On pg. 10 of _Elements of Magic - Mythic Earth_, you present an optional rule called Draining Magic which appears to show some promise.  However, when I was looking at it I noticed that an increase of 2 ranks in a magical skill negates 2 points of Strength burn, but every 2 levels of a spell increase the amount of burn by an average of 2.5.  Was this done intentionally?  I must admit that having a 20th-level, maxed-out caster take an average of 7 points of Strength burn for casting a level 23 spell (12d4 averaged to 30, minus 23 for the spellcasting ranks) has an intereseting flavour appeal, but was that your goal when making this rule, or should it scale properly as per an option such as 1d3 per 2 levels instead of 1d4?


----------



## RangerWickett (Oct 3, 2005)

It was actually inspired by similar rules in Grim Tales. The point of that optional rule is _not_ to keep the same power level. It's meant to make magic more dangerous. So a spellcaster with 23 ranks in a skill is only really safe when he casts spells of 12th level or lower (6d4, meaning that 1 in 4096 times he'll take 1 point of Strength drain).

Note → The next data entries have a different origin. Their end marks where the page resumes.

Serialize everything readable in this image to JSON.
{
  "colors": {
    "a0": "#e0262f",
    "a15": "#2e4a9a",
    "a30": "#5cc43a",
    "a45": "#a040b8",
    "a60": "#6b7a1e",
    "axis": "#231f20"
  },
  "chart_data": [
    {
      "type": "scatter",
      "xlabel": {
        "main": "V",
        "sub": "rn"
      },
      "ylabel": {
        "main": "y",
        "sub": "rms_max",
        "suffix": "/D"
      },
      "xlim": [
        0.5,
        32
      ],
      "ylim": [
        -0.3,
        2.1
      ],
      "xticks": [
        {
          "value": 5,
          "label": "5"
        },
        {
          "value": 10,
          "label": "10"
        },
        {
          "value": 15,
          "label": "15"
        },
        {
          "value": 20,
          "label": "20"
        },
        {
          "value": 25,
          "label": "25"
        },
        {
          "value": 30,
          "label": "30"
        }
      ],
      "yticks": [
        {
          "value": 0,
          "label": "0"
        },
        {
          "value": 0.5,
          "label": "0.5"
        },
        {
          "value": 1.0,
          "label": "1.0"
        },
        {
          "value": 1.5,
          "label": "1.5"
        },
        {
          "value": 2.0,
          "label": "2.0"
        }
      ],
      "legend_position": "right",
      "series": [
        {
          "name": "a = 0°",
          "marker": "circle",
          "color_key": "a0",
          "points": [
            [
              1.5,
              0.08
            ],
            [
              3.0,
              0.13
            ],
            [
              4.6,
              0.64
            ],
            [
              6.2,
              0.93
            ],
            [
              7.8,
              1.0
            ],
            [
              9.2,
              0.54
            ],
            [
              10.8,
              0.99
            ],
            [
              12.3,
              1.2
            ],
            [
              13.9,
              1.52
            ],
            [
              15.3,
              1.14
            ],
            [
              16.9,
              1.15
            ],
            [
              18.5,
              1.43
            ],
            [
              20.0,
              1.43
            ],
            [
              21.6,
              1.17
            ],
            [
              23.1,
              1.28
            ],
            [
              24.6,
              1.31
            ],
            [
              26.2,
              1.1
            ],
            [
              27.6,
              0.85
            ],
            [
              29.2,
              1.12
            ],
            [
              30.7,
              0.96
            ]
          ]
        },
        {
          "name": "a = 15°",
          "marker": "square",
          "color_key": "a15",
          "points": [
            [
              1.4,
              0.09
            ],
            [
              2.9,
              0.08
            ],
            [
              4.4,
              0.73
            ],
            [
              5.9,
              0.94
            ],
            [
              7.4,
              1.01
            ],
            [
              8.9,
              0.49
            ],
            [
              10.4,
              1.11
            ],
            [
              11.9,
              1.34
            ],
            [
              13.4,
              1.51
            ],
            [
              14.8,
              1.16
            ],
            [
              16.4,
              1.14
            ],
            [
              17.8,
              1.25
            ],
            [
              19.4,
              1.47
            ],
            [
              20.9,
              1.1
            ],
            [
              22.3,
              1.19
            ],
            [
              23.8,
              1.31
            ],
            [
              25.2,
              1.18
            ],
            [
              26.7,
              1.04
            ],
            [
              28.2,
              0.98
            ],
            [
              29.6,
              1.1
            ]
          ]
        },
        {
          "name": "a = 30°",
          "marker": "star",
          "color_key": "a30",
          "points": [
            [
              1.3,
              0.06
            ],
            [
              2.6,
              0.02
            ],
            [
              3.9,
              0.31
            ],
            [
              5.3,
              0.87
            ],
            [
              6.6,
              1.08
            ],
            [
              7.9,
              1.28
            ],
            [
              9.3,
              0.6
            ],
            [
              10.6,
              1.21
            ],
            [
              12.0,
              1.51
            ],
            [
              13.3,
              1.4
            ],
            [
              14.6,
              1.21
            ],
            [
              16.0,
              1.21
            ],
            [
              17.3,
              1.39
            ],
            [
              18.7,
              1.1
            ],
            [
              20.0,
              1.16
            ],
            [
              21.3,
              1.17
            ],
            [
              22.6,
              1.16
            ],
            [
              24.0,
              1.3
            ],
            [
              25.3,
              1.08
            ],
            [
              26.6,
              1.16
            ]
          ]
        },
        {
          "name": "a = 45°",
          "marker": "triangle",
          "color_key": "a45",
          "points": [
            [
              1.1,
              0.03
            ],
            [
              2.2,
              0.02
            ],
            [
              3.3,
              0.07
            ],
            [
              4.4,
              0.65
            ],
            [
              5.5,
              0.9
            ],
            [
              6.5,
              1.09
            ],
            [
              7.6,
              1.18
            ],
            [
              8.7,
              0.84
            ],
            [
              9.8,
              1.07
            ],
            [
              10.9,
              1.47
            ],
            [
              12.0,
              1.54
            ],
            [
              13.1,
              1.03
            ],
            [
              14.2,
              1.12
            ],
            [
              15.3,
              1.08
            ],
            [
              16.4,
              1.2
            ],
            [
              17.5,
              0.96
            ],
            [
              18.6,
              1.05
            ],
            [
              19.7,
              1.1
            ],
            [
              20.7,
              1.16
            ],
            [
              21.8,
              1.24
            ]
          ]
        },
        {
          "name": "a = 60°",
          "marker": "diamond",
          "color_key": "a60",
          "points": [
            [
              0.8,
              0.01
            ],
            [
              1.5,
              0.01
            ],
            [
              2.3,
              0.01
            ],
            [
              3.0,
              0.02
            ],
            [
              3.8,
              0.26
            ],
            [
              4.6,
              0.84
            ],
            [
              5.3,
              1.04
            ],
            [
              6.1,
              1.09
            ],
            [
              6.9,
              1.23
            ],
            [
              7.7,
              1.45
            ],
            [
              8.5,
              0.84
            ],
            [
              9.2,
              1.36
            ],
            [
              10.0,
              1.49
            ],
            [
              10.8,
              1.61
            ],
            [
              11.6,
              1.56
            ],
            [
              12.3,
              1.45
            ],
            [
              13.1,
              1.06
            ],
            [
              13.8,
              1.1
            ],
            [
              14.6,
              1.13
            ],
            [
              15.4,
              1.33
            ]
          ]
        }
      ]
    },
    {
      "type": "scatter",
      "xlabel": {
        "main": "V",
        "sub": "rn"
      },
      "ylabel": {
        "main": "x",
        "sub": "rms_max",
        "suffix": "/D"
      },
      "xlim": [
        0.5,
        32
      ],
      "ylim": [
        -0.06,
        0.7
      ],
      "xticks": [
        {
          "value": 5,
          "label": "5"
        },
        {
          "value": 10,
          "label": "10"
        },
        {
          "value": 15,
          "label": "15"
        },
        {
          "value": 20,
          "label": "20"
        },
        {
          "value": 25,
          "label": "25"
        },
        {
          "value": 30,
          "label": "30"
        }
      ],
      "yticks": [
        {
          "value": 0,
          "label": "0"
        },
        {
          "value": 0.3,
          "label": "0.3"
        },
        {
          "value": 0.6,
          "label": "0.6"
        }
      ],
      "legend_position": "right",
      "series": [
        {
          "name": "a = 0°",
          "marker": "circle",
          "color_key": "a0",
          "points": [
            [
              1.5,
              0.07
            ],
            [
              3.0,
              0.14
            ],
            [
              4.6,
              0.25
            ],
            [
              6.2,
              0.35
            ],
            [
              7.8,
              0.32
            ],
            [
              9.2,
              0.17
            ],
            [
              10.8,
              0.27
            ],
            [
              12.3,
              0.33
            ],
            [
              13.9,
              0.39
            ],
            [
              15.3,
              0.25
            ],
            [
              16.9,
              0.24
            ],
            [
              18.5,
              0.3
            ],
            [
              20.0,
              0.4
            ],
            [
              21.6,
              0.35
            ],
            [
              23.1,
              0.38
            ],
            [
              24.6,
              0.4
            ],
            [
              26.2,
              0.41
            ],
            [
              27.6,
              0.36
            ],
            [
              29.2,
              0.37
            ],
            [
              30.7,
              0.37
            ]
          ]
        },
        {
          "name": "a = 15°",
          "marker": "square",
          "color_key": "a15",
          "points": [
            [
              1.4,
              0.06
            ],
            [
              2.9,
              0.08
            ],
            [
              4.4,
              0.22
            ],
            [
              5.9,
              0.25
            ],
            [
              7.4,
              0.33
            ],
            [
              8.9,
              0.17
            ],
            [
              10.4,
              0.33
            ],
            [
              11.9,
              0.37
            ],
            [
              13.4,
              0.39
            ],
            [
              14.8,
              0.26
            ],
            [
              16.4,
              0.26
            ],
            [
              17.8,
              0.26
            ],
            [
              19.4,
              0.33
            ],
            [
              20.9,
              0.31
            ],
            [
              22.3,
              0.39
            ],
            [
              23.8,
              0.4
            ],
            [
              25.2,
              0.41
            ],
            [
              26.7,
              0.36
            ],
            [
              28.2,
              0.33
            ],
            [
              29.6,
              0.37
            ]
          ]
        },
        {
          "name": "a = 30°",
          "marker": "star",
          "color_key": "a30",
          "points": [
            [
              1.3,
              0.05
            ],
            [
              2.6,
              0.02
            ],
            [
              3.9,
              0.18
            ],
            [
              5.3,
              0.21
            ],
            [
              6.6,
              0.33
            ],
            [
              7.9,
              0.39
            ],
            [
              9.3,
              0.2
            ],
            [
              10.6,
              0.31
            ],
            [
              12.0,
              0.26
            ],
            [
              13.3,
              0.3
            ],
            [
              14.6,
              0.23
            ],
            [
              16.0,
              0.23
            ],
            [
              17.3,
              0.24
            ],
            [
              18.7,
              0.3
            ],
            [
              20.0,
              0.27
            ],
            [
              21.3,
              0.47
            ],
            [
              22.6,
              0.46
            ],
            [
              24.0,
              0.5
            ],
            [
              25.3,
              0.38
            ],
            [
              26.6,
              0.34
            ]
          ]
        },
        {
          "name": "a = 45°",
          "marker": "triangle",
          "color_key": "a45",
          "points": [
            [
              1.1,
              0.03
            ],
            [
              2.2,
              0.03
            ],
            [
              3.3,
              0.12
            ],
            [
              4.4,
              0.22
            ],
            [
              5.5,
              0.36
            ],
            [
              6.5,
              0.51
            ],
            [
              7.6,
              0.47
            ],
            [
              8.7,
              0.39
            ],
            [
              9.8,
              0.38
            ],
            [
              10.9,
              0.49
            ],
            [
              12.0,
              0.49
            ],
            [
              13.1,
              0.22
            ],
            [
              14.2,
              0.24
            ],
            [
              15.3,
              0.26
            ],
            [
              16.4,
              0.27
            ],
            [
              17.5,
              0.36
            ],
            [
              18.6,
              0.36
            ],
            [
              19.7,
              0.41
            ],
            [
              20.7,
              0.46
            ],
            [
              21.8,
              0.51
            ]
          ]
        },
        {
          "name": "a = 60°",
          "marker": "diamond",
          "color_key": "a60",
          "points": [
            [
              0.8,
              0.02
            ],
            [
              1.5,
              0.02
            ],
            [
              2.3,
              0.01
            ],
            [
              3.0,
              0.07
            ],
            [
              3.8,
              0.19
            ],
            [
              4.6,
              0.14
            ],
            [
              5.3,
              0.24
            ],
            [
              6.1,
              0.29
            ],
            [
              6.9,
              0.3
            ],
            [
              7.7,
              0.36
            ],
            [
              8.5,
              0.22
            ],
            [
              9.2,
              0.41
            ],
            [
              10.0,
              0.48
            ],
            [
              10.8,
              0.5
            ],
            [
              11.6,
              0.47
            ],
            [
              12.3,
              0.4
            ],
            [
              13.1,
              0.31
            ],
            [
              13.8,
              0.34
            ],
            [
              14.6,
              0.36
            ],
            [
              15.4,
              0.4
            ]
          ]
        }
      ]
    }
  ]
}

Of course, the book was geared primarily toward being used at 10th level or below. High level spellcasters have always been very powerful, but I had more room to wiggle and make things fun at low level. So a character with 13 ranks could probably cast 8th level spells without too much risk, which is about the same way it is in the basic rules: If you cast a spell of your highest normal level, you've got a good chance of failing, but if you cast something 5 levels lower than your normal limit, you're usually safe.


----------



## genshou (Oct 3, 2005)

RangerWickett said:
			
		

> It was actually inspired by similar rules in Grim Tales. The point of that optional rule is _not_ to keep the same power level. It's meant to make magic more dangerous. So a spellcaster with 23 ranks in a skill is only really safe when he casts spells of 12th level or lower (6d4, meaning that 1 in 4096 times he'll take 1 point of Strength drain).
> 
> Of course, the book was geared primarily toward being used at 10th level or below. High level spellcasters have always been very powerful, but I had more room to wiggle and make things fun at low level. So a character with 13 ranks could probably cast 8th level spells without too much risk, which is about the same way it is in the basic rules: If you cast a spell of your highest normal level, you've got a good chance of failing, but if you cast something 5 levels lower than your normal limit, you're usually safe.



The only problem I see with this is that ability burn takes days to heal, and it has a more negative impact on a character than the standard rules.  I'd prefer that ability burn heal at a faster rate, which I just may use as a house rule in my "Fantasy d20" _Mythic Earth_ game.  Just trying to figure out how it all works out mathematically and noticed that curious little fact.  Thanks for clearing that up.


----------